On the other hand, both the language and results in substantive due process cases since Roe indicate a potential narrowing of this right in at least two ways. First, in a number of cases involving the regulation of abortion (e.g. Casey), the Court appears, at least implicitly, to have moved away from the familiar (and perhaps unduly rigid) “fundamental rights/strict scrutiny” approach to analyzing these claims, and has instead resorted to what seems to be a more fluid and particularized balancing of individual liberty interests versus the interests the state seeks to vindicate and the means it employs.

How much of a difference such a “balancing” approach might make in a court’s evaluation of this case isn’t clear, however. After all, even under a balancing of interests analysis, a court would probably feel compelled to recognize that Helen has some sort of interest in determining her procreative status, irrespective of whether that interest is labeled “fundamental.” On the opposite end of the scale, the State, in passing PFVA, has offered no interest that is remotely comparable to the state’s interest in protecting the life of the fetus.Moreover, if we take the analogy between abortion regulation and in vitro regulation one step further, and assume that even under a balancing approach a court must still strike down restrictions that “unduly burden” the exercise of a right/interest, then it is hard to conceive how an outright ban on the exercise of Helen’s right/interest in having children could survive judicial scrutiny.

The second, more troubling, issue involves the Court’s tendency, in cases since Roe, to embrace notions of “tradition” as a means of curtailing the potential expansiveness of rights recognized under the Due Process Clause. As most of you recognized, this trend is most prominently displayed in Bowers v. Hardwick, but can also be seen in the Michael H. case, a case in which Justice Scalia argued that constitutionally protected substantive rights under the Due Process Clause must be defined at their most specific, traditionally recognized level. As applied to this case, Justice Scalia’s approach might result in a relatively narrow description of the right to procreate, i.e. the right to bear children within the context of a monogamous, heterosexual marriage; in that case, the PFVA would be subject only to rational basis review.

Helen has several possible answers for Justice Scalia. First, Helen can point out that the majority of the Court has never explicitly embraced Justice Scalia’s cramped approach to defining the scope of rights protected under the substantive Due Process Clause. Indeed, such an approach, while consistent with Bowers, would be almost impossible to reconcile with the contraception and abortion cases. Second, the absence of any clear tradition with respect to in vitro services for single women cuts both ways: while there may be no clear tradition establishing the right to obtain such services, there is also no clear tradition of preventing single women from obtaining such services - something that could not be said with respect to the tradition of criminalizing homosexual sodomy. Third, Helen might argue for a narrow reading of Bowers, noting the Court’s emphasis in that case on the absence of a connection between homosexual sodomy and “family, marriage or procreation”; in contrast, the connection between Helen’s ability to access in vitro services and her ability to bear children in both obvious and direct.
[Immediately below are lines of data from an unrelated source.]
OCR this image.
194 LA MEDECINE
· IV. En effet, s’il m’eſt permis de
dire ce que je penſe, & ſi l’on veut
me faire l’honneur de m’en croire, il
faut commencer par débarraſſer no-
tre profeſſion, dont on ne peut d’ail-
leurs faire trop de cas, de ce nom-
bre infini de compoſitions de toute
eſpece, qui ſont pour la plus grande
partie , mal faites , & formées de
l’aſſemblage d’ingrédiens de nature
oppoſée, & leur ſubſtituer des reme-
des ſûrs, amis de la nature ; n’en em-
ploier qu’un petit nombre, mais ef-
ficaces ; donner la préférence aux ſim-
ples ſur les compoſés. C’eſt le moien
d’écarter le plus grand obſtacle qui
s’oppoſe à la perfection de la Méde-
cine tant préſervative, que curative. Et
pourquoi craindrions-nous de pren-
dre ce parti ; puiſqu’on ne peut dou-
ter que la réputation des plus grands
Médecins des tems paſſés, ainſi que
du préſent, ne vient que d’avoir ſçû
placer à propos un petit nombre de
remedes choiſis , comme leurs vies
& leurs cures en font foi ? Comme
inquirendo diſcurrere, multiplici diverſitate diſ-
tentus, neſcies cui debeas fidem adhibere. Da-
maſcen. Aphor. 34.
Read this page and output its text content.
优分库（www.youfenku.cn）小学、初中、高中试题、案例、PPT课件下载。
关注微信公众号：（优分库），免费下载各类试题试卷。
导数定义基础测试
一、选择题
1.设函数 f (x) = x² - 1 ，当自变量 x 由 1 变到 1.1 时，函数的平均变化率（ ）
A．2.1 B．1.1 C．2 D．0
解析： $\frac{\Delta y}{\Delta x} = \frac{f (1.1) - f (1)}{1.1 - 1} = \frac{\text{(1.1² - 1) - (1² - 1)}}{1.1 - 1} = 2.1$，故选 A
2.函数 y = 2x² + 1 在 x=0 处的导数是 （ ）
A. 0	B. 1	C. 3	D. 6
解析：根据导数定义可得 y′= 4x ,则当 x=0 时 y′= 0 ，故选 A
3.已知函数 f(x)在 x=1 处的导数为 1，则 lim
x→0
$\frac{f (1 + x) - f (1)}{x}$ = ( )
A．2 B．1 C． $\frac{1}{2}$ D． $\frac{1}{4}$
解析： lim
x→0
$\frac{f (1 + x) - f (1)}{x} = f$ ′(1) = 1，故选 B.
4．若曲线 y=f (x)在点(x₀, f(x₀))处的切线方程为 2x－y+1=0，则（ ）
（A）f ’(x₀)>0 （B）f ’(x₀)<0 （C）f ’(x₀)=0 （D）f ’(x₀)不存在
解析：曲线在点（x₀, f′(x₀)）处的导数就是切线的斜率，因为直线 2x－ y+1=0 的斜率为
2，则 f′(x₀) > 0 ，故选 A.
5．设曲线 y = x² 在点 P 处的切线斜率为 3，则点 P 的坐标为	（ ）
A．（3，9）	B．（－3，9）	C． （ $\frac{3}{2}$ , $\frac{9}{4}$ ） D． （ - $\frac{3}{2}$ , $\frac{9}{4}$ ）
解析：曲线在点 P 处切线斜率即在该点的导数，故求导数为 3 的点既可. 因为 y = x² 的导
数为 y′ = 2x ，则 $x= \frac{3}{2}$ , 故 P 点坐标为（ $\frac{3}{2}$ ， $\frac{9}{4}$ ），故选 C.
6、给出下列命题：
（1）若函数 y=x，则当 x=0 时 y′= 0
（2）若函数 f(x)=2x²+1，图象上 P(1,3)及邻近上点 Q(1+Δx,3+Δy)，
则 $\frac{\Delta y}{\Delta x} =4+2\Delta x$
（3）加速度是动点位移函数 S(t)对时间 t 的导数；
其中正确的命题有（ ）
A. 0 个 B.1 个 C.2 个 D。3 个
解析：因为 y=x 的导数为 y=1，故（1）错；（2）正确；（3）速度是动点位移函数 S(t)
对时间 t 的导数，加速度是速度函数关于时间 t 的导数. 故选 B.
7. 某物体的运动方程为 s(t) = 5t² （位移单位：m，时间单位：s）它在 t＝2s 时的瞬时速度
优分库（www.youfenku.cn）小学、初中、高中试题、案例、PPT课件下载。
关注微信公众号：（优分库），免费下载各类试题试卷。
Finally, as a fallback position, Helen might argue that the “fit” between the PFVA restrictions as applied to unmarried persons, and the purported state interests in preserving the institution of marriage and preventing out-of-wedlock births is so poor that the PFVA does not even survive rational basis review under the Equal Protection Clause. After all, the number of persons utilizing in vitro fertilization is so small that the PFVA can have a meaningful impact on the marital and reproductive decisions of only a negligible number of persons; with the vast majority of unmarried persons still free to have children out of wedlock, the statute must be considered grossly underinclusive. Conversely, if the state’s true interest is to avoid the public welfare costs associated with supporting single mothers and their children, then the means it has chosen might also be considered overinclusive, at least insofar as it sweeps in heretofore self-supporting persons like Helen.

Of course, the more rigorous the level of rational basis review a court engages in (recall that Eisenstadt was supposedly decided under rational basis review), the more the court would appear to be engaging in heightened scrutiny - an indication, as some of you suggest, that courts do not use the tools of Equal Protection or substantive Due Process doctrine (i.e., three, tiers of judicial scrutiny, or the distinction between ordinary “interests” and “fundamental rights”) to guide their analysis, but rather, use these labels to justify, after the fact, what are inescapably decisions based on policy calculation, ethical and political considerations, and the idiosyncratic values of particular justices.

Prohibition against providing in vitro services to homosexuals. The question here involves analyzing the degree to which PFVA more closely resembles the classifications at issue in Romer or Bowers; or, to state the problem a bit differently, evaluating the degree to which Romer modifies Bowers.

As almost all of you recognized, despite some persuasive arguments by the 9 th Circuit in Watkins, the Supreme Court has never recognized homosexuals as a suspect class for equal protection purposes. Indeed, although the Court in Bowers did not explicitly pass on the equal protection claims raised in that case, its willingness to uphold a statute criminalizing homosexual sodomy, while reserving the issue of whether heterosexual sodomy could be similarly criminalized, seems tantamount to stating that laws which discriminate against homosexuals are constitutional. The same conclusion can be drawn from the Bowers opinion’s substantive due process analysis: not only does the Court define the right of privacy so narrowly (based on the sort of “traditionalist” reading discussed above) that the private, consensual sexual conduct at issue in the case falls outside its ambit, but the Court goes on to say that a majority’s interest in expressing its moral distaste for homosexual conduct is, by itself, a sufficiently legitimate purpose for passing such discriminatory legislation.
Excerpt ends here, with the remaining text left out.